Matthew Barney’s “DJED” at Gladstone Gallery, another crowded spectacle, is equally monumental in its conception and also uses large quantities of metal to imposing effect. But where Serra’s monuments can be remote, casting off emotion, images, and ideas with the same indifferent tranquility, the four large sculptures here have, if anything, as many ideas as they can handle.
Canopic Chest, DJED, Secret Name, and Sacrificial Anode, being shown along with a dozen drawings, were made in connection with a multi-part, multiple-site-specific, not yet completed opera—directed with Jonathan Bepler, who also wrote the music—that takes its name and its conceit from Norman Mailer’s 1983 novel Ancient Evenings. Mailer’s novel follows one ancient Egyptian soul through death and rebirth in three successive incarnations; in Mr. Barney’s opera—which hovers over “DJED” like the ghost of Egyptian grandeur over the British Museum—the hero is incarnate as multiple cars: a 1967 Chrysler Crown Imperial, a ‘79 Trans Am, and a 2001 Ford Crown Victoria.
DJED, twenty-five tons of iron poured live during the performance of the opera’s third act in Detroit, is now a smokey gray puddle with two spindly tributaries flowing out to two hard graphite blocks, with a casting of a car’s undercarriage set beside it. Secret Name is a broken, melting bathtub cast in lead and partially covered in white plastic. (There’s also a short, thick wall of black plastic, a piece of copper with the texture of scorched pig skin, and a self-consciously arranged cast lead rope.) Secret Name shares with DJED the power of its monumental scale, which, even prior to its particular formal details, inspires you to imagine our small American stories with the silent, alien grandeur of the distant past. Sacrificial Anode, meanwhile, a row of crowbars and rods cast in zinc and arranged on a white plastic beam, marks out an intriguing alternate direction: the smallest piece, it’s also the only one that could really stand alone as a sculpture without the context of the larger project.
The supporting mythology of divine incest, murder, and miraculous rebirth, as detailed in the illustrated libretto booklet, seems disturbingly well chosen and fresh.
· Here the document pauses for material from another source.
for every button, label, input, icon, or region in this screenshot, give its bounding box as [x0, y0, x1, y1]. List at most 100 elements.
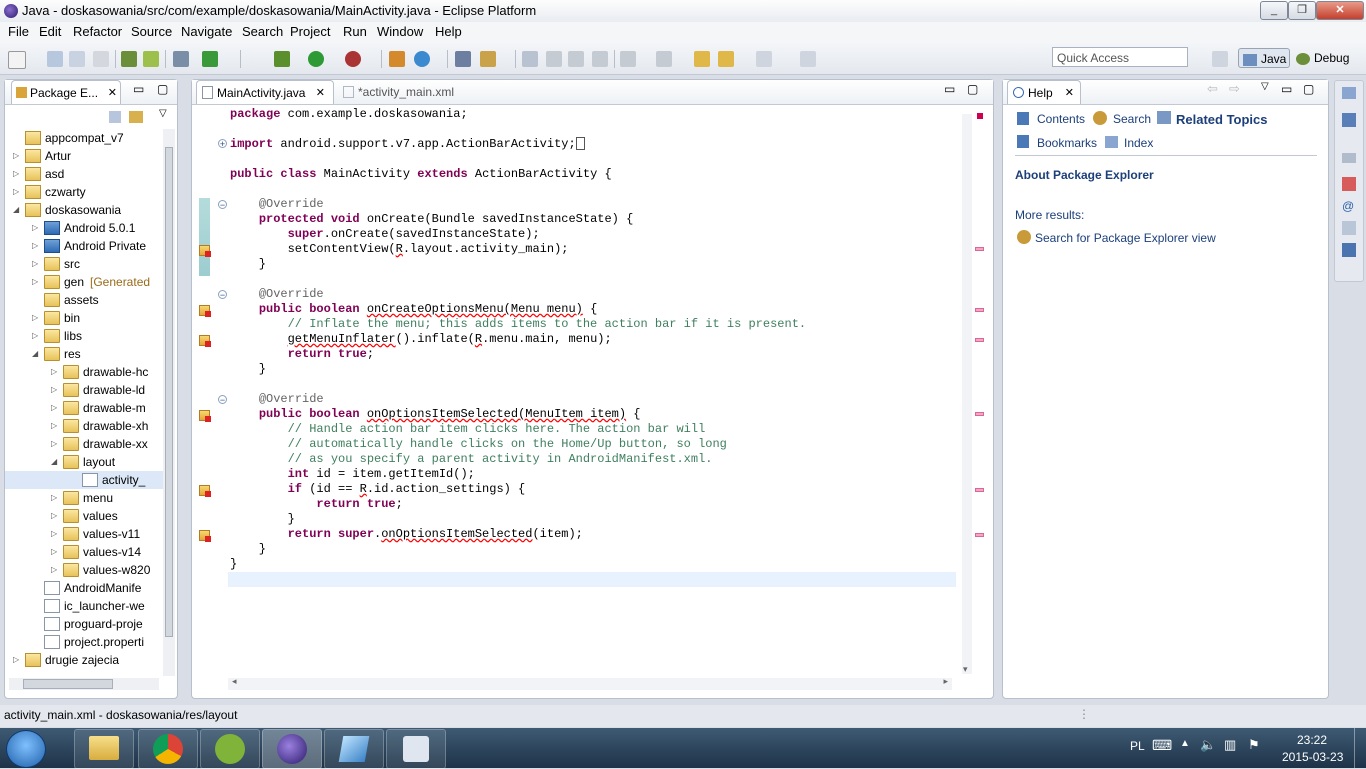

After Osiris, the prototypical Egyptian god-king, is murdered and dismembered by Set, for example, his wife Isis finds and reassembles all of the pieces except the penis, which she can’t find and so replaces with a replica made of gold. Canopic Chest is a bronze casting that looks like a pile of black slag molded into the shape of a car hood and infested with short lengths of protruding wire, and on top of it there rests a long, golden, ibis-shaped crowbar. What could possibly be a better metaphor for where we stand as a country than a reassembled Chrysler sarcophagus with a prosthetic gold penis?